Established in 2002, the Mang Bok’s chain mainly offers roasted chicken and pork bellies, among other fried food, along with affordable rice meals.
“Our family continues to grow larger and more fruitful,” Fruitas President and CEO Lester Yu said, noting that the acquisition of Mang Bok’s was an “exciting opportunity” for the company.
“On November 19, 2024, Negril Trading Inc., FRUIT’s 100-percent owned subsidiary, subscribed to new shares of Bigboks Enterprises Inc., making it a 60-percent shareholder of Bigboks Enterprises Inc.” Fruitas said.
“Bigboks Enterprises Inc. will use most of the proceeds to acquire assets related to the Mang Bok’s business from Boksbro Inc.,” it added.
Negril subscribed to 960,000 shares at an agreed price of P9.23 apiece.

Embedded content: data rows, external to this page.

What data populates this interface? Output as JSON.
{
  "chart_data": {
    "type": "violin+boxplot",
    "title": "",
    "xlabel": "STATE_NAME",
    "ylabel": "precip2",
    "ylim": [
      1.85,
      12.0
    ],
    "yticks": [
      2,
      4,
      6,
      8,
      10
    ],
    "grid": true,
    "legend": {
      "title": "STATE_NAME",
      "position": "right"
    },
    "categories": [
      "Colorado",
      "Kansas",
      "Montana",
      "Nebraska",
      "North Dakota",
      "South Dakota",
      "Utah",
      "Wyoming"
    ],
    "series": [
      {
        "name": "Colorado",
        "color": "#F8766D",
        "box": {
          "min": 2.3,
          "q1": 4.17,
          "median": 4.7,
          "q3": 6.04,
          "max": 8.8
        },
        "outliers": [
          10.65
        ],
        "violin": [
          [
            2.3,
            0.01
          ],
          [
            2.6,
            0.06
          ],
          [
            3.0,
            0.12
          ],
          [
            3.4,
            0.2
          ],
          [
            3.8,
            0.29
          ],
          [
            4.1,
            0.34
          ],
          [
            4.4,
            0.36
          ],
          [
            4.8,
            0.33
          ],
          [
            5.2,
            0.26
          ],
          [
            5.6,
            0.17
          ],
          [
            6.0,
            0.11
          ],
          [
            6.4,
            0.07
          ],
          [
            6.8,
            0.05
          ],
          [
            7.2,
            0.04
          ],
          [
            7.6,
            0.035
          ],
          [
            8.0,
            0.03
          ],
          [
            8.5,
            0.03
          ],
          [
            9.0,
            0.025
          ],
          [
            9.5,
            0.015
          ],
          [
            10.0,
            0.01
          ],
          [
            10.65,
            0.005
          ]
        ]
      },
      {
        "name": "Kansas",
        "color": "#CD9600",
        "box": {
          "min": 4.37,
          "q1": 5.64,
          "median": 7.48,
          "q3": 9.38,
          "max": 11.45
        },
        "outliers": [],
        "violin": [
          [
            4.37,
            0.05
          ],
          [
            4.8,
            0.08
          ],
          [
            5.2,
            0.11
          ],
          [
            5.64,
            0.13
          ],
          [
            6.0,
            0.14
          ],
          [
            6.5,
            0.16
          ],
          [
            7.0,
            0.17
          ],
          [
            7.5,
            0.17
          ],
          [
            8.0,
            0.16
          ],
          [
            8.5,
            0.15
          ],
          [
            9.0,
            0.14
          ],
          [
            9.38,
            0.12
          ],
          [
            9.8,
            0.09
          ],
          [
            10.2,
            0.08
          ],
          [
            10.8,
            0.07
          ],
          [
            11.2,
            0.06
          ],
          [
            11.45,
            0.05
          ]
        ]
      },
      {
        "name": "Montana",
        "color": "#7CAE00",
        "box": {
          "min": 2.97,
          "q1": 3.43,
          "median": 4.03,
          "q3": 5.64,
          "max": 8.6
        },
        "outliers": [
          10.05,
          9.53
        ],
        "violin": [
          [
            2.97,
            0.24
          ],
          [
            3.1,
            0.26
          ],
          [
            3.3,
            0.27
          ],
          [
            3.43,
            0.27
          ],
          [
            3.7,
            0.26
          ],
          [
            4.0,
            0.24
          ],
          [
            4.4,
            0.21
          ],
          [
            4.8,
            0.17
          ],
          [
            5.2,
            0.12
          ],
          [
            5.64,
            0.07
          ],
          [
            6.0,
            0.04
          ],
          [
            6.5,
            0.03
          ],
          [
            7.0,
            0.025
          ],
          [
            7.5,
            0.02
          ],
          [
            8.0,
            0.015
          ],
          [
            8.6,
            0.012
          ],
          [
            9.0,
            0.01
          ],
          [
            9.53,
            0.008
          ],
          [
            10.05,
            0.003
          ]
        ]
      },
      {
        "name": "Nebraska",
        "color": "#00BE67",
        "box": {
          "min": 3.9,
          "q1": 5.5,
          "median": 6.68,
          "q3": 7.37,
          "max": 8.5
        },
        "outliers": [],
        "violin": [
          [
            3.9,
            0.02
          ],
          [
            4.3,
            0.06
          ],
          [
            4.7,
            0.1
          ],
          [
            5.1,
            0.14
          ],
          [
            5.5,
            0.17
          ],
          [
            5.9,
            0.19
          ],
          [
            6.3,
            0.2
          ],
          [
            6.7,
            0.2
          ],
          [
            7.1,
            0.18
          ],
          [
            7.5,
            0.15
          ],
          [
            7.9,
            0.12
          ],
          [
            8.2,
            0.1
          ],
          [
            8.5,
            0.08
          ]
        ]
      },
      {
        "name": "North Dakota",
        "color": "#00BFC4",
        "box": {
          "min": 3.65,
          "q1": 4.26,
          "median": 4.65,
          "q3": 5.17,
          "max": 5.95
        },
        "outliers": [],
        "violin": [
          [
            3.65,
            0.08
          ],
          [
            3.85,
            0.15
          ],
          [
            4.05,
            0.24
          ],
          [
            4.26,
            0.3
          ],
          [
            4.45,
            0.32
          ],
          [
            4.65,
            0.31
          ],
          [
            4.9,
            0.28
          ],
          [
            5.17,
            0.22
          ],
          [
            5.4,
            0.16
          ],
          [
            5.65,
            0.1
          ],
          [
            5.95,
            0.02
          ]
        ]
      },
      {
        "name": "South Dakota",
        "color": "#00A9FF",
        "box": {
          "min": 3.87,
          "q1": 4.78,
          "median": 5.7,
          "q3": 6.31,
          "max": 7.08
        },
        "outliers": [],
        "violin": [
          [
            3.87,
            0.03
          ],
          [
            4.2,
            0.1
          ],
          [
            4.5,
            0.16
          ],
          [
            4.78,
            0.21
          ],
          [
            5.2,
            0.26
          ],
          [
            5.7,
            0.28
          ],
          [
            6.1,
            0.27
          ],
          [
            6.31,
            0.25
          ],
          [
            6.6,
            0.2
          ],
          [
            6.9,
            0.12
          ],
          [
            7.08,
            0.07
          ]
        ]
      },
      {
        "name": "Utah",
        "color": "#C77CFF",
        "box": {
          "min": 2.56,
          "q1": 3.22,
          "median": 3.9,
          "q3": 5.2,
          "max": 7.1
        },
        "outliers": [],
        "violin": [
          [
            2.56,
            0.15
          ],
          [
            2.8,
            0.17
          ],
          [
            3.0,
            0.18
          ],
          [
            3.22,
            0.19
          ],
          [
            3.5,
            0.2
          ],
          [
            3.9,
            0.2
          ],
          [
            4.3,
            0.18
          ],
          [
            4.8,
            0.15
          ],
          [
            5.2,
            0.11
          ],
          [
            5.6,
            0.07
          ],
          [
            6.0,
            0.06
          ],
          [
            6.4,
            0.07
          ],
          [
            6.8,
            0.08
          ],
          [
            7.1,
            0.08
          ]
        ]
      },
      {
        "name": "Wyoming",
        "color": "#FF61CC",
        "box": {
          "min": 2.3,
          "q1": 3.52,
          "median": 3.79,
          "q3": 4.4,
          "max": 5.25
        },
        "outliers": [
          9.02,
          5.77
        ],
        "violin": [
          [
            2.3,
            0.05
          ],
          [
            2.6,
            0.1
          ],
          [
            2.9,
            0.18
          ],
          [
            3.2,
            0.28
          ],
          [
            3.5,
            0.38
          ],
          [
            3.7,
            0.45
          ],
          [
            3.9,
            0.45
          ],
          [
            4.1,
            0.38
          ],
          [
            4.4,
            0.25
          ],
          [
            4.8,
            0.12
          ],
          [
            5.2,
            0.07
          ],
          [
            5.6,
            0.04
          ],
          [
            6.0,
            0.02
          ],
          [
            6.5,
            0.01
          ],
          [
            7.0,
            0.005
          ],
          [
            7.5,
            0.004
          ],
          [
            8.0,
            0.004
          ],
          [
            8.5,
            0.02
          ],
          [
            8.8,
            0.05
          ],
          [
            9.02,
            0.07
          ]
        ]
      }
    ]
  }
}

“Negril… will pay its subscription in Bigboks Enterprises Inc. in cash, initially paying for 25 percent of the agreed subscription price,” Fruitas said.
The balance is expected to be paid within 2025.
“This acquisition perfectly aligns with our commitment to excellence and our customer-centricity approach,” Yu said.
He subscribed to nominal number of shares in Bigboks, equivalent to a 1.25-percent stake, to qualify as board director and part of senior management post-reorganization.
Other than Negril’s 60 percent and Yu’s 1.25 percent stakes, the remaining 38.75 percent of Bigboks will be held by private individuals.
Fruitas shares on Tuesday fell 1.37 percent to 72 centavos each.